Nearly a millennium ago, the patch of mountainous jungle in what is now northwestern Cambodia was a thriving center of the Khmer civilization, then one of the world’s most advanced and artistic empires. Today, Oddar Meanchey Province, on the forested border with Thailand, is home to some of the poorest people in a poor country.
It is also a battlefield, as soldiers from the two Southeast Asian nations skirmish over disputed land that cuts through ancient temple complexes carved by the Khmer Empire. Clashes in recent days have claimed lives of civilians and soldiers in both countries.

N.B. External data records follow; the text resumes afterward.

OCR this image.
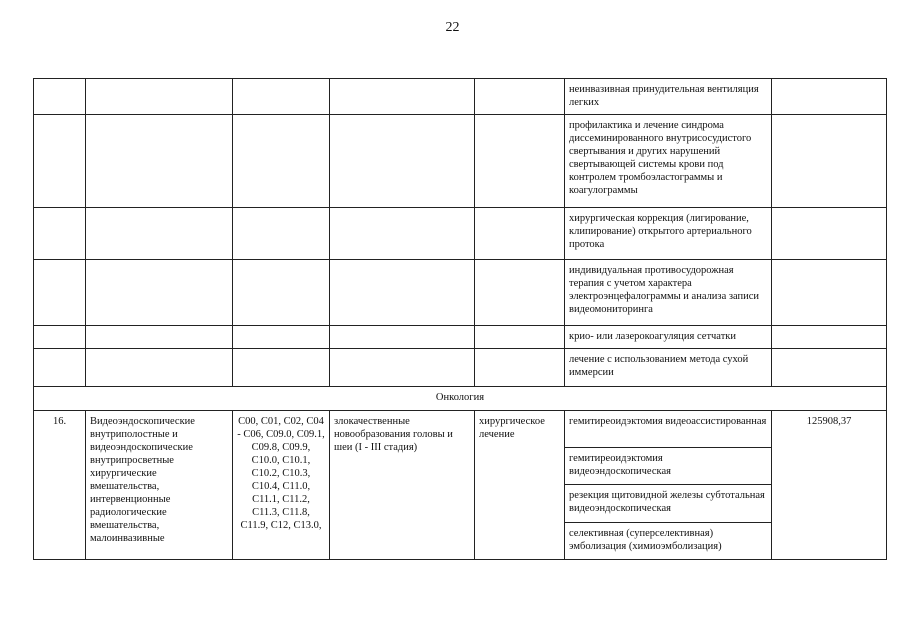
22
					неинвазивная принудительная вентиляция легких	
					профилактика и лечение синдрома диссеминированного внутрисосудистого свертывания и других нарушений свертывающей системы крови под контролем тромбоэластограммы и коагулограммы	
					хирургическая коррекция (лигирование, клипирование) открытого артериального протока	
					индивидуальная противосудорожная терапия с учетом характера электроэнцефалограммы и анализа записи видеомониторинга	
					крио- или лазерокоагуляция сетчатки	
					лечение с использованием метода сухой иммерсии	
Онкология						
16.	Видеоэндоскопические внутриполостные и видеоэндоскопические внутрипросветные хирургические вмешательства, интервенционные радиологические вмешательства, малоинвазивные	C00, C01, C02, C04 - C06, C09.0, C09.1, C09.8, C09.9, C10.0, C10.1, C10.2, C10.3, C10.4, C11.0, C11.1, C11.2, C11.3, C11.8, C11.9, C12, C13.0,	злокачественные новообразования головы и шеи (I - III стадия)	хирургическое лечение	гемитиреоидэктомия видеоассистированная	125908,37
					гемитиреоидэктомия видеоэндоскопическая	
					резекция щитовидной железы субтотальная видеоэндоскопическая	
					селективная (суперселективная) эмболизация (химиоэмболизация)	
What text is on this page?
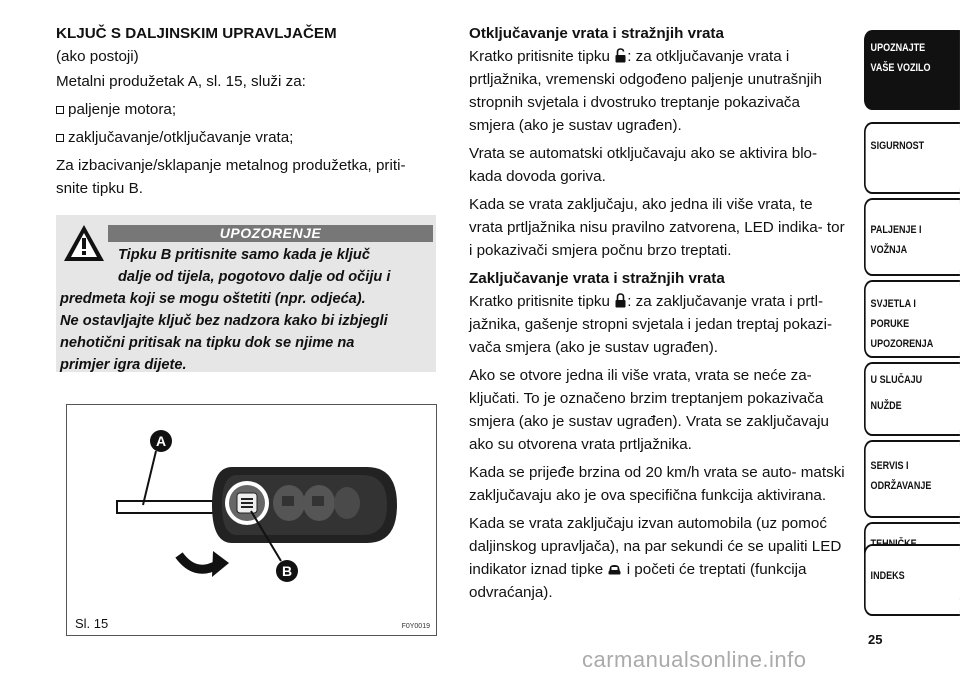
KLJUČ S DALJINSKIM UPRAVLJAČEM
(ako postoji)
Metalni produžetak A, sl. 15, služi za:
paljenje motora;
zaključavanje/otključavanje vrata;
Za izbacivanje/sklapanje metalnog produžetka, priti- snite tipku B.
UPOZORENJE
Tipku B pritisnite samo kada je ključ
dalje od tijela, pogotovo dalje od očiju i
predmeta koji se mogu oštetiti (npr. odjeća).
Ne ostavljajte ključ bez nadzora kako bi izbjegli
nehotični pritisak na tipku dok se njime na
primjer igra dijete.
A
B
Sl. 15	F0Y0019
Otključavanje vrata i stražnjih vrata
Kratko pritisnite tipku : za otključavanje vrata i prtljažnika, vremenski odgođeno paljenje unutrašnjih stropnih svjetala i dvostruko treptanje pokazivača smjera (ako je sustav ugrađen).
Vrata se automatski otključavaju ako se aktivira blo- kada dovoda goriva.
Kada se vrata zaključaju, ako jedna ili više vrata, te vrata prtljažnika nisu pravilno zatvorena, LED indika- tor i pokazivači smjera počnu brzo treptati.
Zaključavanje vrata i stražnjih vrata
Kratko pritisnite tipku : za zaključavanje vrata i prtl- jažnika, gašenje stropni svjetala i jedan treptaj pokazi- vača smjera (ako je sustav ugrađen).
Ako se otvore jedna ili više vrata, vrata se neće za- ključati. To je označeno brzim treptanjem pokazivača smjera (ako je sustav ugrađen). Vrata se zaključavaju ako su otvorena vrata prtljažnika.
Kada se prijeđe brzina od 20 km/h vrata se auto- matski zaključavaju ako je ova specifična funkcija aktivirana.
Kada se vrata zaključaju izvan automobila (uz pomoć daljinskog upravljača), na par sekundi će se upaliti LED indikator iznad tipke i početi će treptati (funkcija odvraćanja).
UPOZNAJTE
VAŠE VOZILO
SIGURNOST
PALJENJE I
VOŽNJA
SVJETLA I PORUKE
UPOZORENJA
U SLUČAJU
NUŽDE
SERVIS I
ODRŽAVANJE
INDEKS
25
carmanualsonline.info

Jingoism is flaring. And at the center of the conflict, largely unnoticed by the prime ministers and generals directing the border war, are a people and a shared cultural heritage that predates modern notions of nation-states. Some residents of the area have relatives on the other side of the border.
On Friday, with rocket attacks intensifying and military drones flying overhead, Chhin Sochulsa, his wife and their four children fled their home near Ta Moan Thom temple (known in Thailand as Ta Muen Thom) for an emergency encampment sheltering thousands of displaced Cambodians.
Their home is now a piece of tarp hitched to their tractor, hammocks slung for sleep. One son is sick, and there is not enough food, he said. Already in debt, as many Cambodians are because of a microfinance crisis, Mr. Chhin Sochulsa worries about the farm animals he left behind in the war zone.
“I don’t know exactly why the clash is happening,” he said. “The situation is miserable.”
The dispute over the border has simmered for decades, and control over the area has shifted through the centuries. The Khmer Empire extended over parts of what are now the countries of Cambodia, Thailand, Laos, Myanmar and Vietnam. Its influence reached southern China, too.